Raif has also been enrolled at a number of local schools in places they have travelled to, including Romania and Bulgaria. Laani also joined a girls’ football team in Croatia and a gymnastics team in Bulgaria.
Nikki says she was mostly ignorant about home educating before they left the UK but that she thinks it’s brought huge benefits to both children.
“Raif is currently about two years ahead in terms of his maths and English skills,” she says. “He’s very bright but also pretty lively and I think he might have been labelled as disruptive if he’d been at a normal school.”
She says that even though they are constantly on the move, their home, an eight-metre caravan which they bought for £14,000, and the fact the children have the same online classmates every day, maintain a sense of stability.

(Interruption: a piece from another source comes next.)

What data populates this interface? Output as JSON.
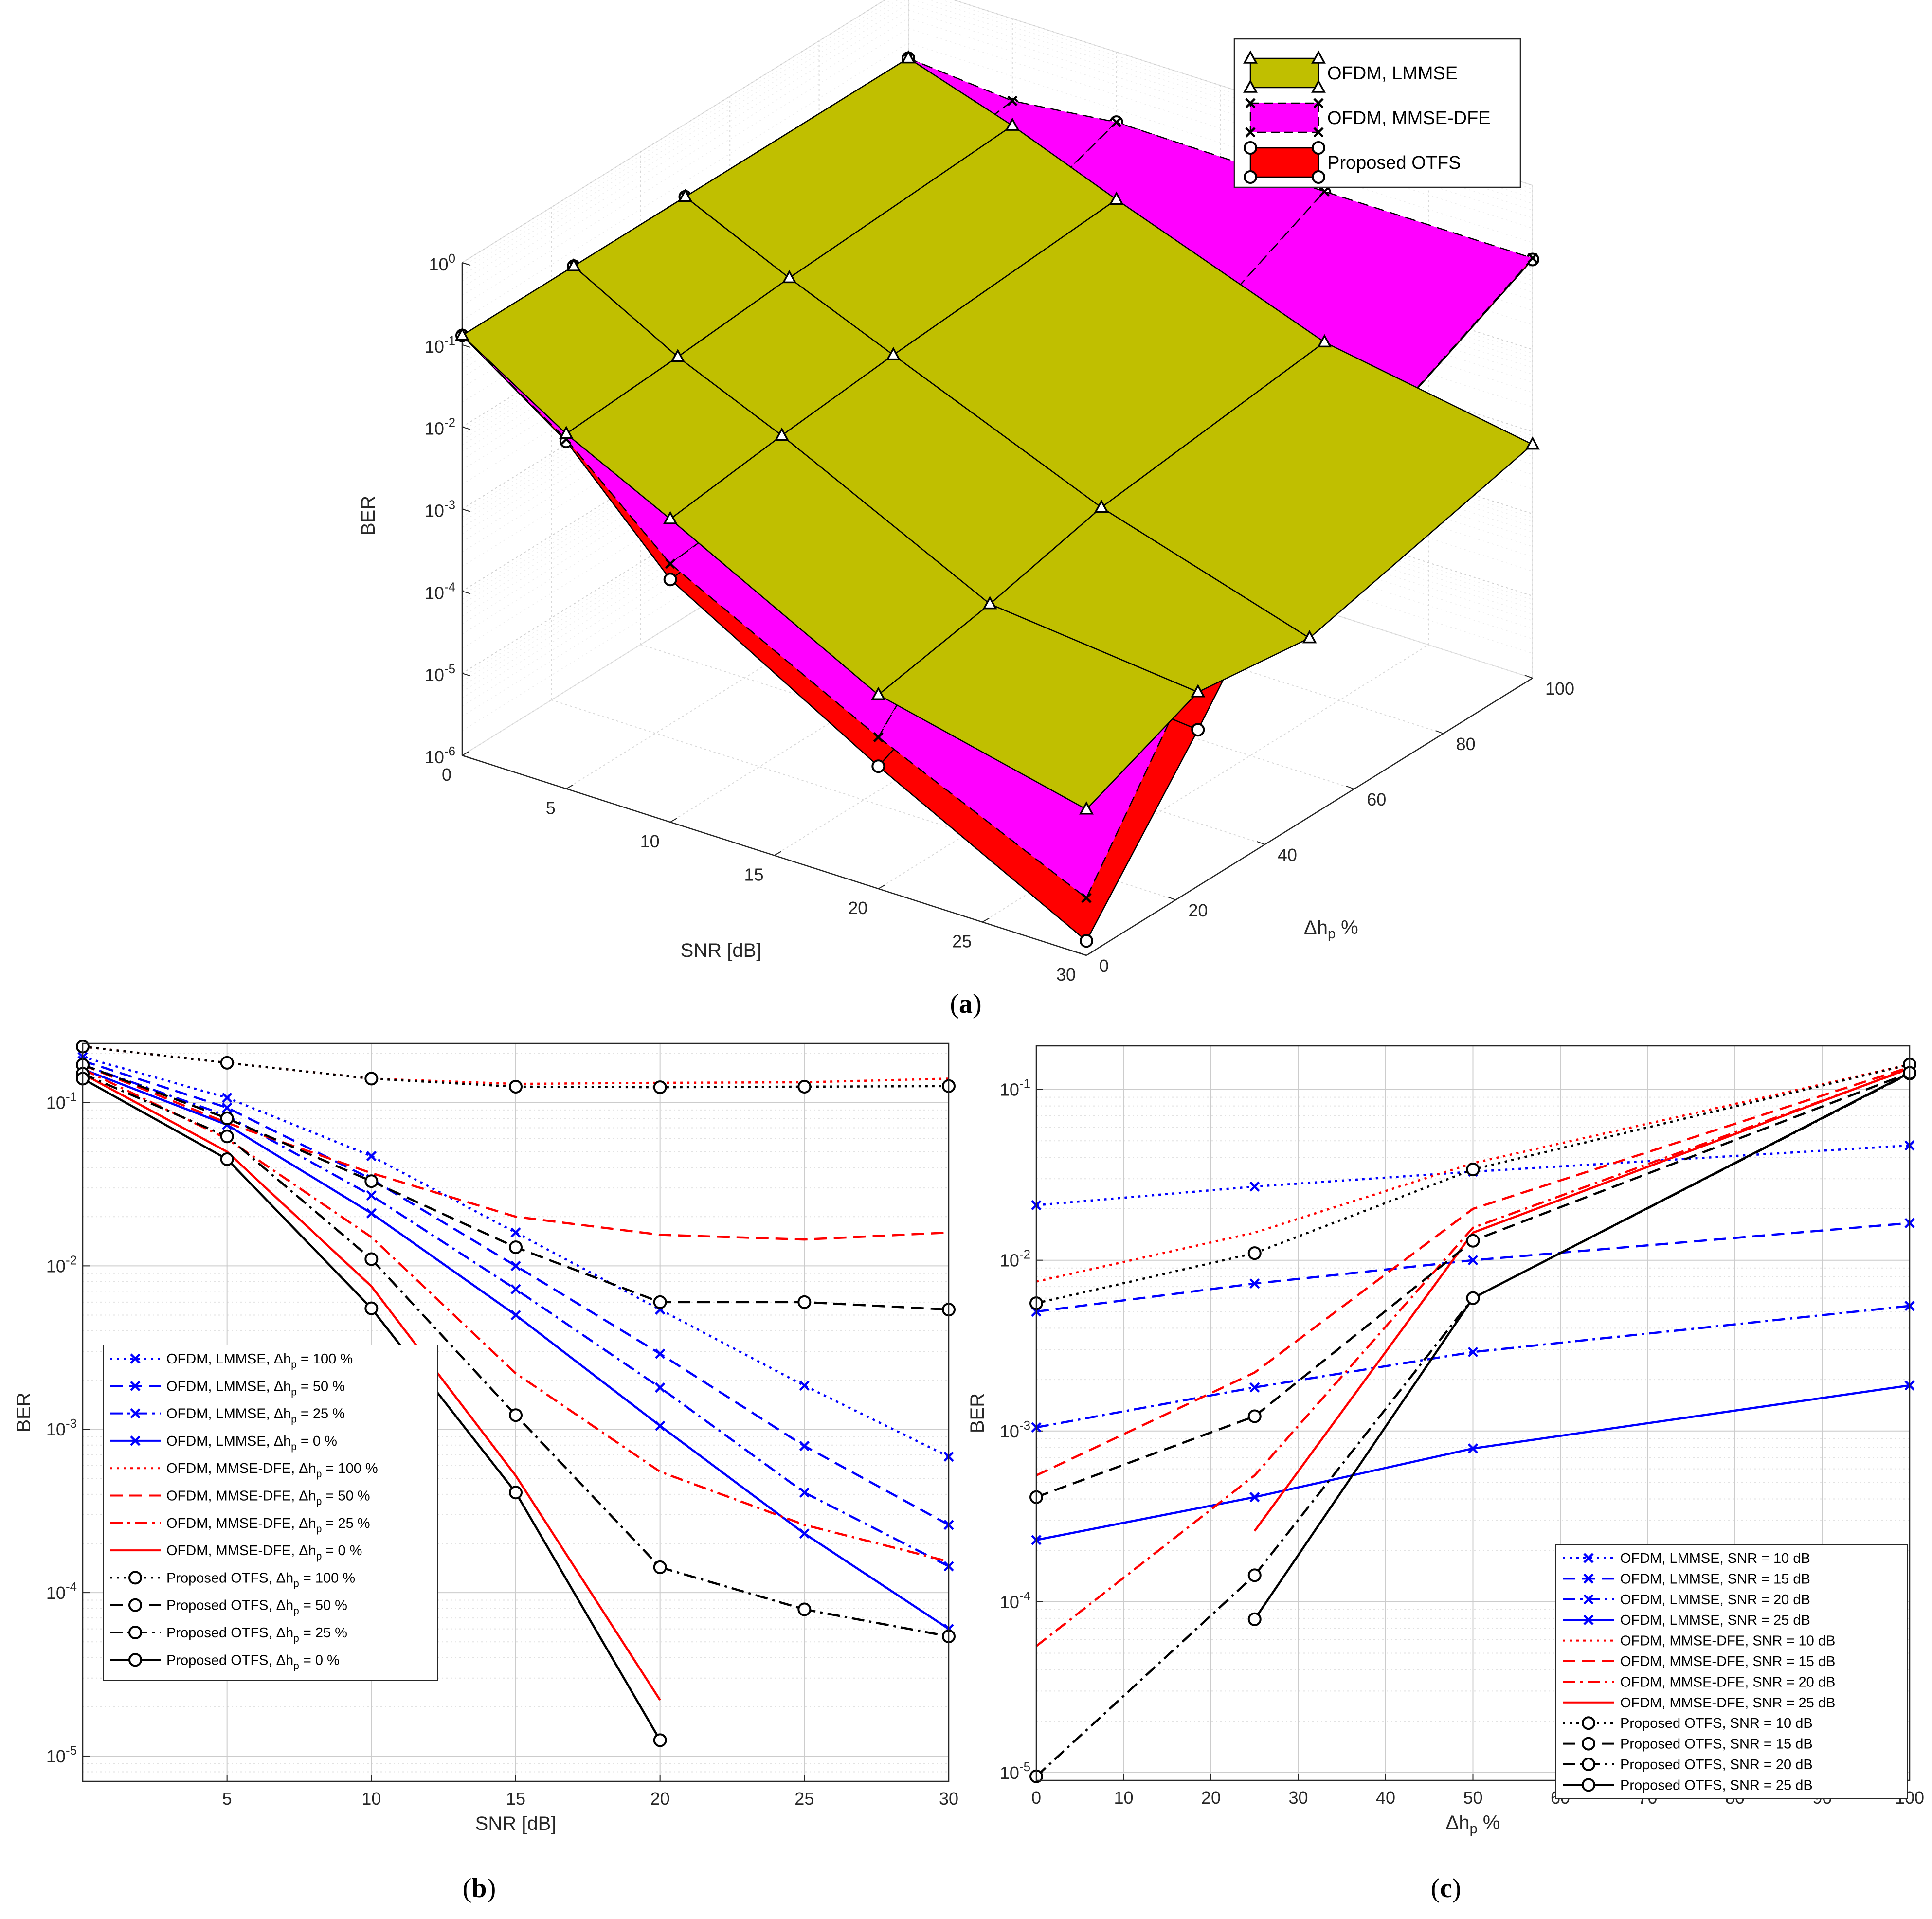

Some of their world-schooling highlights have included “magical” trips to Greece, Vienna and Venice. “My daughter started reading the Percy Jackson books which are based on the Greek myths,” Nikki explains. “She started asking if we could visit some of the places mentioned in the books, so we planned out a trip across Greece which included the Acropolis, Olympia and Mount Olympus. It meant the world to see her so happy and in awe.”
Their son, Raif, is also a big fan of Go Jetters, an educational programme on CBeebies where four adventure-seeking superheroes explore places all around the world.
“Raif had watched this one episode, where they turned all the canals in Venice into roads and became very interested in the idea that a whole city could be built on water,” Nikki says. “So we put it into our itinerary and went to Venice. He loved going on the gondolas and mapping the city out.”
So what’s next for the intrepid explorers? “Central America and Southeast Asia, hopefully,” says Nikki.
It’s not all picture-perfect “making memories” moments, however. “Navigating all the visa restrictions, language barriers and Schengen restrictions has been really challenging at times,” says Nikki. “Google Translate is a lifesaver when it comes to overcoming language barriers.”
There is also the issue of making sure their children are socialising and regularly meeting other children the same age. “We’ve got better at finding other families who are arranging playdates for the kids now, but it can still be tricky in some areas,” Nikki says.
She still believes, however, that though travelling the world might seem like a pipe dream, it is actually highly achievable.
“I’ve met so many families who would love to do what we do but don’t think it’s possible. It really is. We are no one special, we just had a dream that we made a goal and made it happen.”
Nikki Collinson-Phenix has written a book, Wanderlust Calling – The Ultimate Guide To Worldschooling and Full-Time Family Travel, offering further advice to those looking to follow her path.